No se equivocó, pero verlo ahí le hizo un nudo en el estómago. Porque sabía que le tenía miedo al mar y aún así fue la última opción en la que pensó encontrarlo, pero el temor contra él había sido mayor, así que seguro terminó perdido hasta llegar al puerto.
Estaba sentado en una banca con vista directa al agua, y temblaba violentamente por el frío, pero se rehusaba a moverse, sólo intentando que el llanto lo dejara en paz mientras abrazaba sus rodillas.
Etoiles caminó en silencio mortal y al estar detrás suyo se quitó la gabardina y se la pasó por los hombros, haciendo que jadeara de sorpresa y se hundiera en el banco ligeramente para evitar el contacto.
Rodeó y se sentó junto a él, apreciando el oleaje suave que provocaba el sonido más relajante del que Roier nunca había sido consciente en su vida, hasta ese momento. Y se giró para mirar su rostro perfilado y su nariz roja que sorbía constantemente para que no lo mirara llorar. La luz de la farola acariciaba sus facciones y lo hacía ver lindo, a pesar de lo triste de su mirar.
No dijo nada. Juntos miraron adelante hasta que el llanto cesó y Roier entendió que era momento de decir algo para liberar el corazón de la presión absurda que había crecido. Además de que se alegró de que lo buscara, porque estaba perdido y aterrado, pensando en cómo contactar a su padre y que lo dejara volver a casa.
–L-lo siento. —soltó, con voz temblorosa.
Etoiles no le respondió y su orgullo se enterró en la arena para no volver a salir de ahí, hasta desvanecerse. Espectó cómo se levantaba y daba la vuelta, y cuando quiso volver a llorar, él le tendió la mano en su dirección, invitándolo sin pronunciarse.
Dudó varios segundos, pero con las mejillas rojas y entumecidas por el frío sonrió con angustia y se estiró para alcanzar sus dedos hasta aferrarse, bajando la mirada ante su inspección intensa.
–Vuelve a casa, Roier.
Su voz llegó profundo, a su estómago retorcido de emoción y se levantó tan lentamente que sintió que pasaba en cámara lenta. Se puso a su lado y sintió cómo entrelazaba sus dedos firmemente, jalándolo para colocarlo a su lado mientras avanzaba con rapidez hacia el camellón.
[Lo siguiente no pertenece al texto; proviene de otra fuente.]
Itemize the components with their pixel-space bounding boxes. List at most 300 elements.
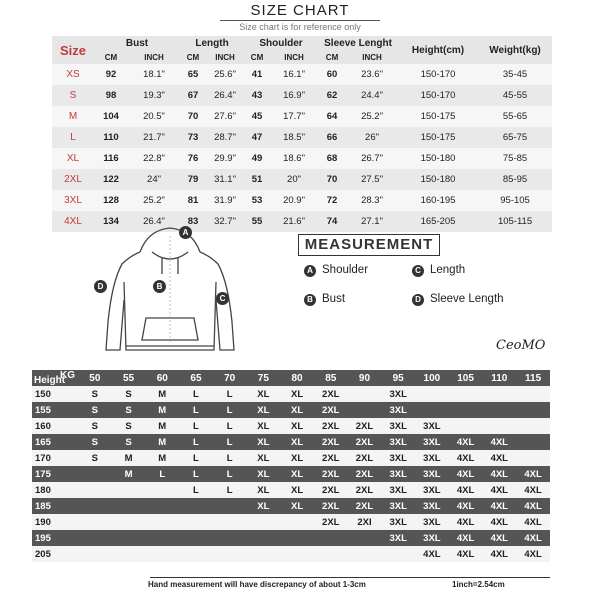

Roier hacía todo lo posible por alcanzarle el paso y sus piernas torpes lo hacían tropezar constantemente, pero él no bajó la velocidad ni un segundo y avanzaron así hasta reconocer el complejo de casas, casi corriendo al llegar para abrir la puerta, donde él lo empujó lento, con poca fuerza.
Cayó de rodillas y sollozó, pero luego sintió cómo él se arrodillaba frente suyo y lo abrazaba.
Hasta ese punto pudo sentir su pecho hinchándose tan rápidamente y su corazón palpitar en desespero, con la respiración irregular y el cuerpo ligeramente tembloroso. Se sintió pequeño entre sus brazos y sólo se acurruco para que sus labios rozaran su cuello una vez más.
Sonaba tonto, pero le gustaba su fragancia corporal. La mezcla de desodorante, gel de baño y colonia, el plus del aroma de su piel. Era hipnótico y lo relajaba, porque la casa olía naturalmente a él y eso lo mantenía calmado.
Aflojó el agarre progresivamente hasta que pudo mirarlo a los ojos, pero él no podía hacerlo, por más que lo intentase, la pena de ser tonto e impulsivo lo perseguía y no quería cometer otra tontería.
–Al baño, Roier. Ahora. —ordenó.
Sus miradas se encontraron y la duda lo hizo entrecerrar los párpados con confusión.
–Vas a tomar una ducha, y te irás a dormir. ¿Entendido? —terminó.
Asintió y bajó la cabeza, pero no se perdió cómo subía una de sus manos y le acarició lentamente la mejilla como una tibia y fantasmal brisa, casi imperceptible.